What is robots.txt Builder?
A robots.txt file gives crawlers site-level access rules. It can allow or disallow paths, point to the sitemap, and document crawler policies. Static sites often need a small, predictable robots.txt file because build outputs and GitHub Pages deployments only publish what exists in the final folder.
quickAnswer
Use robots.txt to tell crawlers which parts of your site they should not access. It controls crawl traffic, not indexing -- directives like noindex belong in meta tags or HTTP headers.
Last updated: 2026-05-25
limitations
- robots.txt directives are advisory. Bad actors and some AI crawlers may ignore them entirely.

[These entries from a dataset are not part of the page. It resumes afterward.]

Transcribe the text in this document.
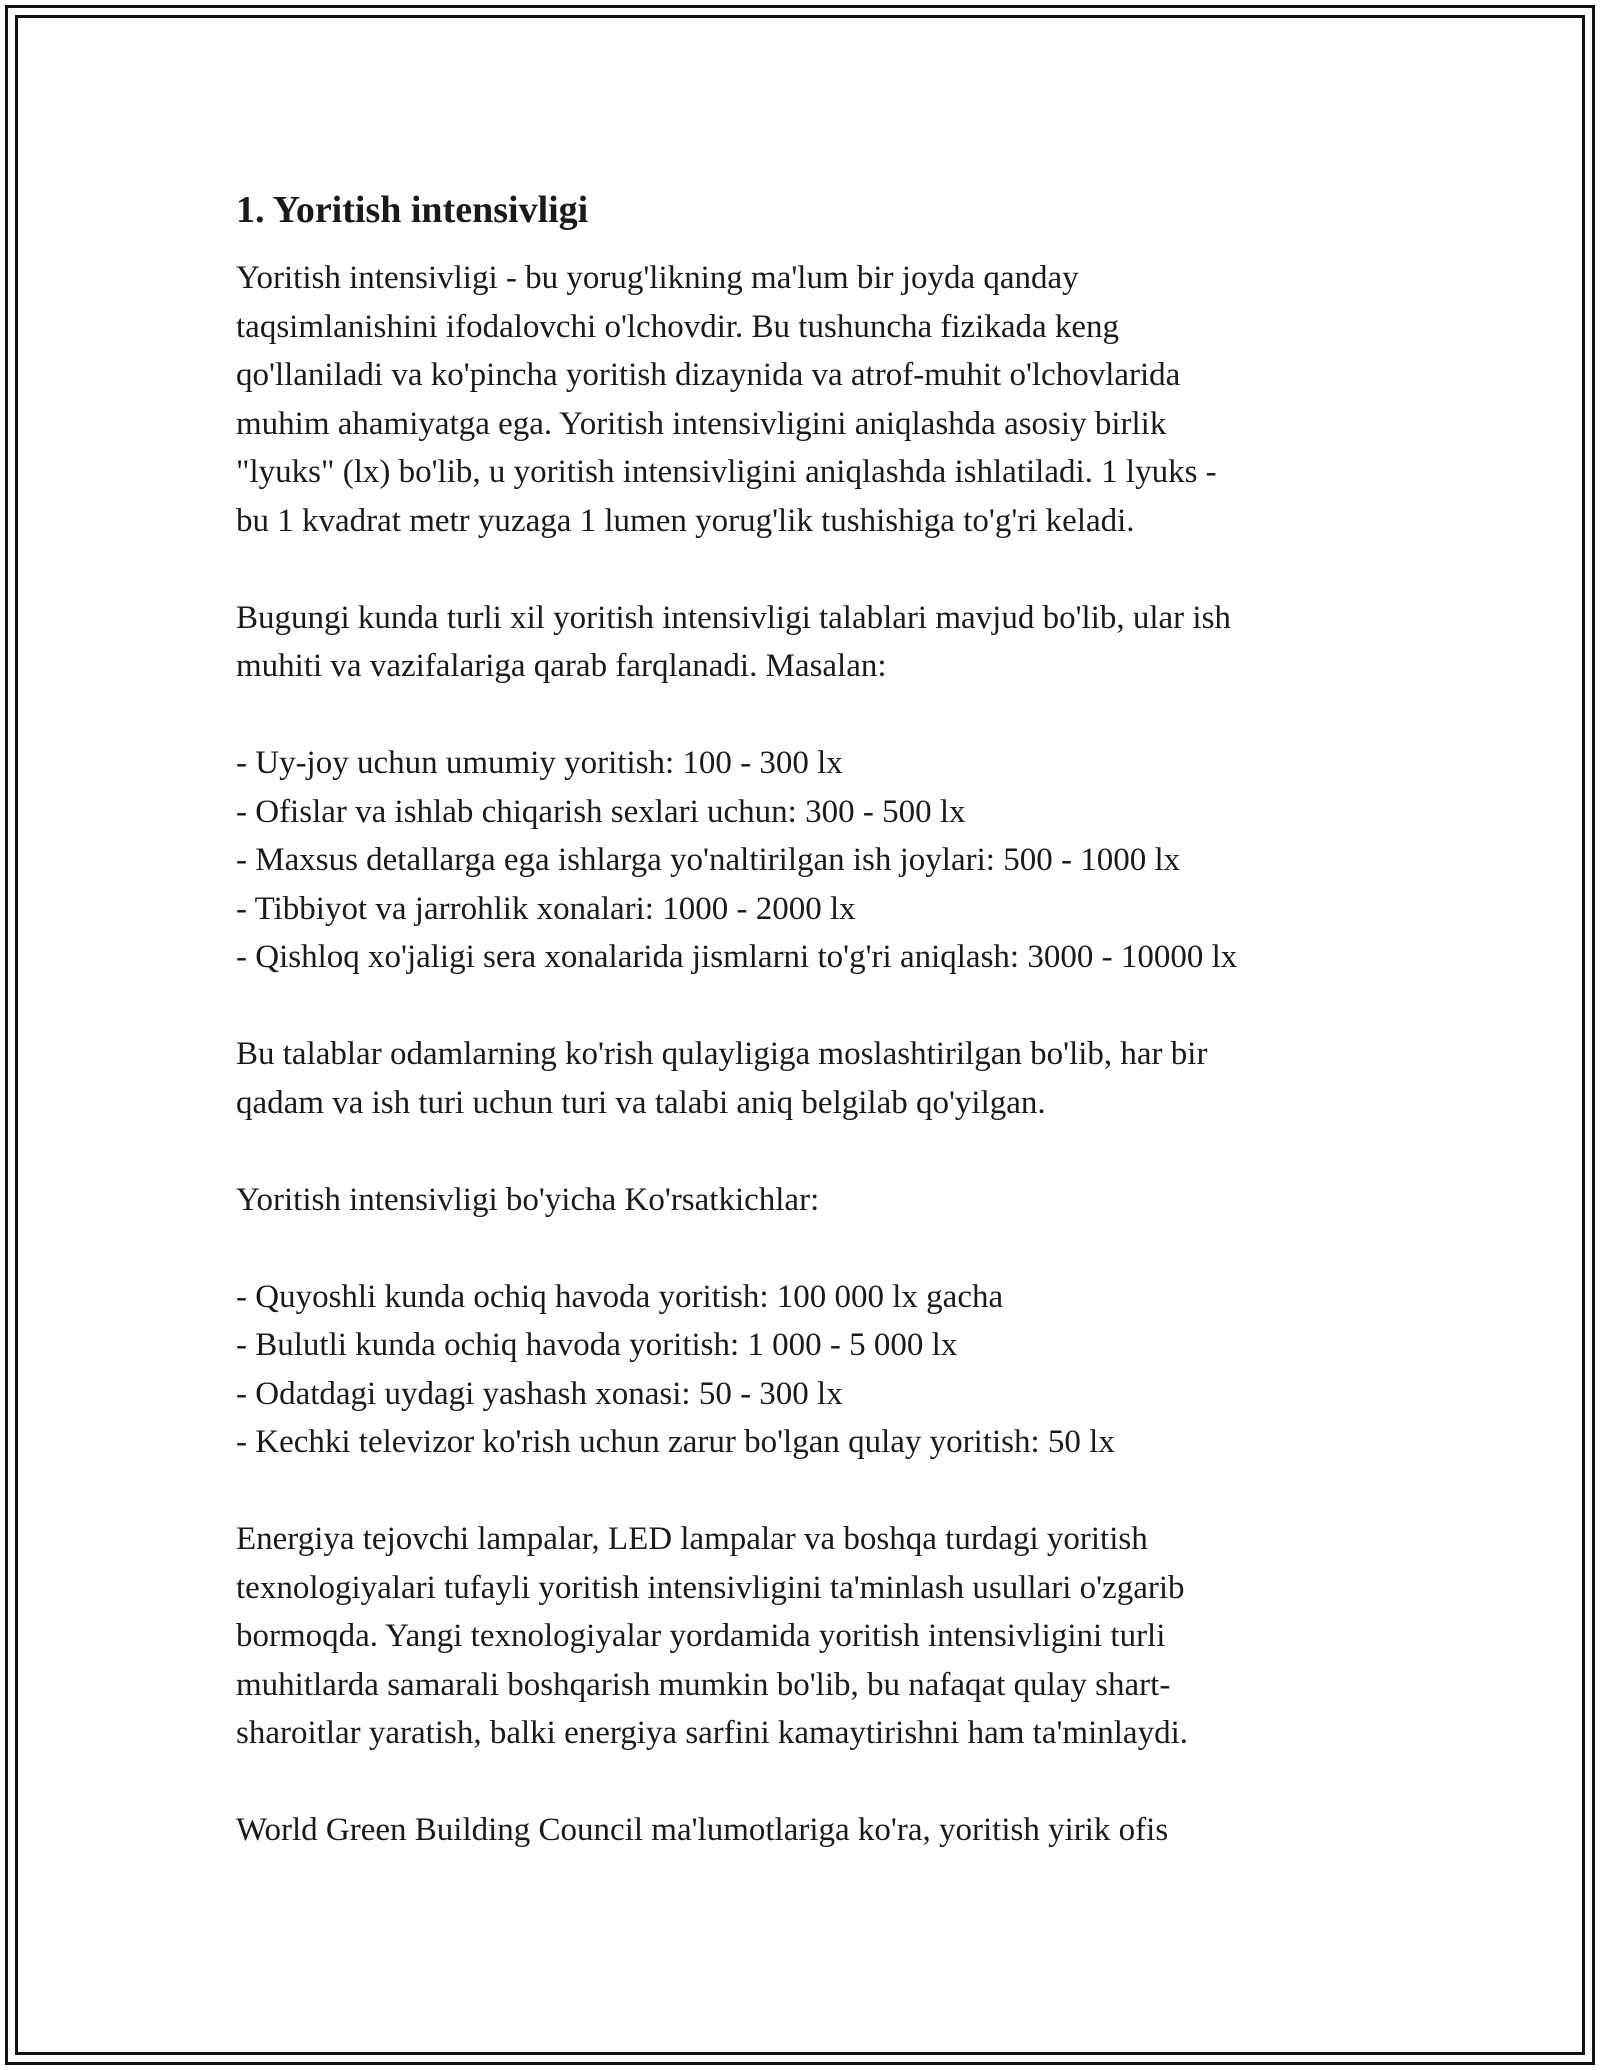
1. Yoritish intensivligi

Yoritish intensivligi - bu yorug'likning ma'lum bir joyda qanday

taqsimlanishini ifodalovchi o'lchovdir. Bu tushuncha fizikada keng

qo'llaniladi va ko'pincha yoritish dizaynida va atrof-muhit o'lchovlarida

muhim ahamiyatga ega. Yoritish intensivligini aniqlashda asosiy birlik

"lyuks" (lx) bo'lib, u yoritish intensivligini aniqlashda ishlatiladi. 1 lyuks -

bu 1 kvadrat metr yuzaga 1 lumen yorug'lik tushishiga to'g'ri keladi.

Bugungi kunda turli xil yoritish intensivligi talablari mavjud bo'lib, ular ish

muhiti va vazifalariga qarab farqlanadi. Masalan:

- Uy-joy uchun umumiy yoritish: 100 - 300 lx

- Ofislar va ishlab chiqarish sexlari uchun: 300 - 500 lx

- Maxsus detallarga ega ishlarga yo'naltirilgan ish joylari: 500 - 1000 lx

- Tibbiyot va jarrohlik xonalari: 1000 - 2000 lx

- Qishloq xo'jaligi sera xonalarida jismlarni to'g'ri aniqlash: 3000 - 10000 lx

Bu talablar odamlarning ko'rish qulayligiga moslashtirilgan bo'lib, har bir

qadam va ish turi uchun turi va talabi aniq belgilab qo'yilgan.

Yoritish intensivligi bo'yicha Ko'rsatkichlar:

- Quyoshli kunda ochiq havoda yoritish: 100 000 lx gacha

- Bulutli kunda ochiq havoda yoritish: 1 000 - 5 000 lx

- Odatdagi uydagi yashash xonasi: 50 - 300 lx

- Kechki televizor ko'rish uchun zarur bo'lgan qulay yoritish: 50 lx

Energiya tejovchi lampalar, LED lampalar va boshqa turdagi yoritish

texnologiyalari tufayli yoritish intensivligini ta'minlash usullari o'zgarib

bormoqda. Yangi texnologiyalar yordamida yoritish intensivligini turli

muhitlarda samarali boshqarish mumkin bo'lib, bu nafaqat qulay shart-

sharoitlar yaratish, balki energiya sarfini kamaytirishni ham ta'minlaydi.

World Green Building Council ma'lumotlariga ko'ra, yoritish yirik ofis
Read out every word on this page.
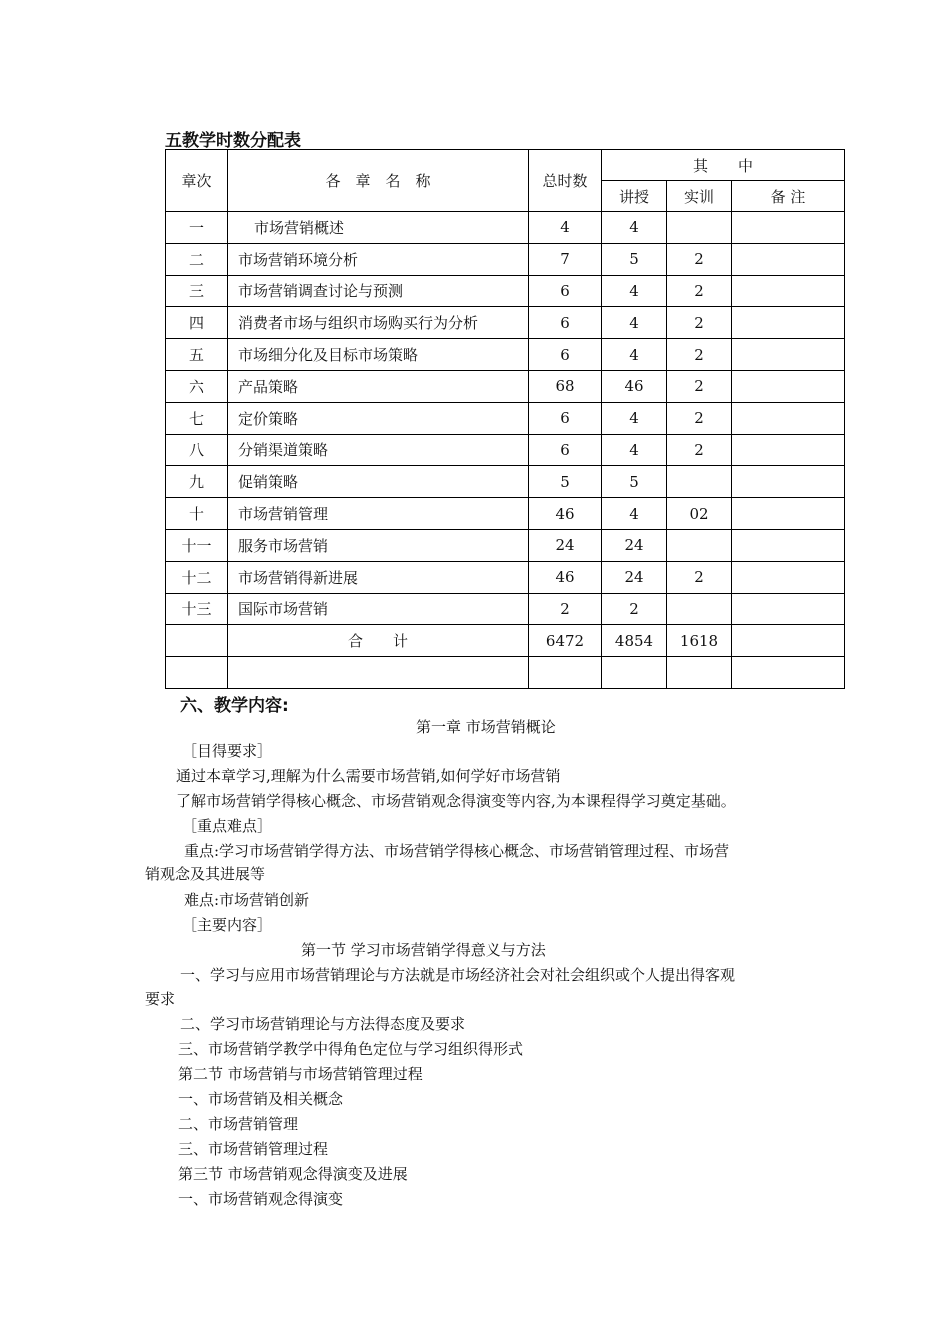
五教学时数分配表
章次	各　章　名　称	总时数	其　　中		
			讲授	实训	备 注
一	市场营销概述	4	4		
二	市场营销环境分析	7	5	2	
三	市场营销调查讨论与预测	6	4	2	
四	消费者市场与组织市场购买行为分析	6	4	2	
五	市场细分化及目标市场策略	6	4	2	
六	产品策略	68	46	2	
七	定价策略	6	4	2	
八	分销渠道策略	6	4	2	
九	促销策略	5	5		
十	市场营销管理	46	4	02	
十一	服务市场营销	24	24		
十二	市场营销得新进展	46	24	2	
十三	国际市场营销	2	2		
	合　　计	6472	4854	1618	

六、教学内容:
第一章 市场营销概论
［目得要求］
通过本章学习,理解为什么需要市场营销,如何学好市场营销
了解市场营销学得核心概念、市场营销观念得演变等内容,为本课程得学习奠定基础。
［重点难点］
重点:学习市场营销学得方法、市场营销学得核心概念、市场营销管理过程、市场营
销观念及其进展等
难点:市场营销创新
［主要内容］
第一节 学习市场营销学得意义与方法
一、学习与应用市场营销理论与方法就是市场经济社会对社会组织或个人提出得客观
要求
二、学习市场营销理论与方法得态度及要求
三、市场营销学教学中得角色定位与学习组织得形式
第二节 市场营销与市场营销管理过程
一、市场营销及相关概念
二、市场营销管理
三、市场营销管理过程
第三节 市场营销观念得演变及进展
一、市场营销观念得演变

- Blocking a page in robots.txt does not prevent indexing if other pages link to it. Use noindex meta tags or HTTP headers to prevent indexing.
- Each subdomain needs its own robots.txt file. The file at example.com/robots.txt does not apply to subdomain.example.com.
Sources:MDN Web Docs · W3C Specifications · jquery.app on GitHub
How to use this tool
- Enter the public site URL and sitemap URL.
- Choose whether normal crawlers should be allowed across the site.
- Add disallowed paths only when there is a real reason to block crawling.
- Copy the result into robots.txt at the published site root.
What you can use it for
- Create a clean robots.txt file for GitHub Pages.
- Add a sitemap reference without hand-writing the file.
- Document public crawler access before launch.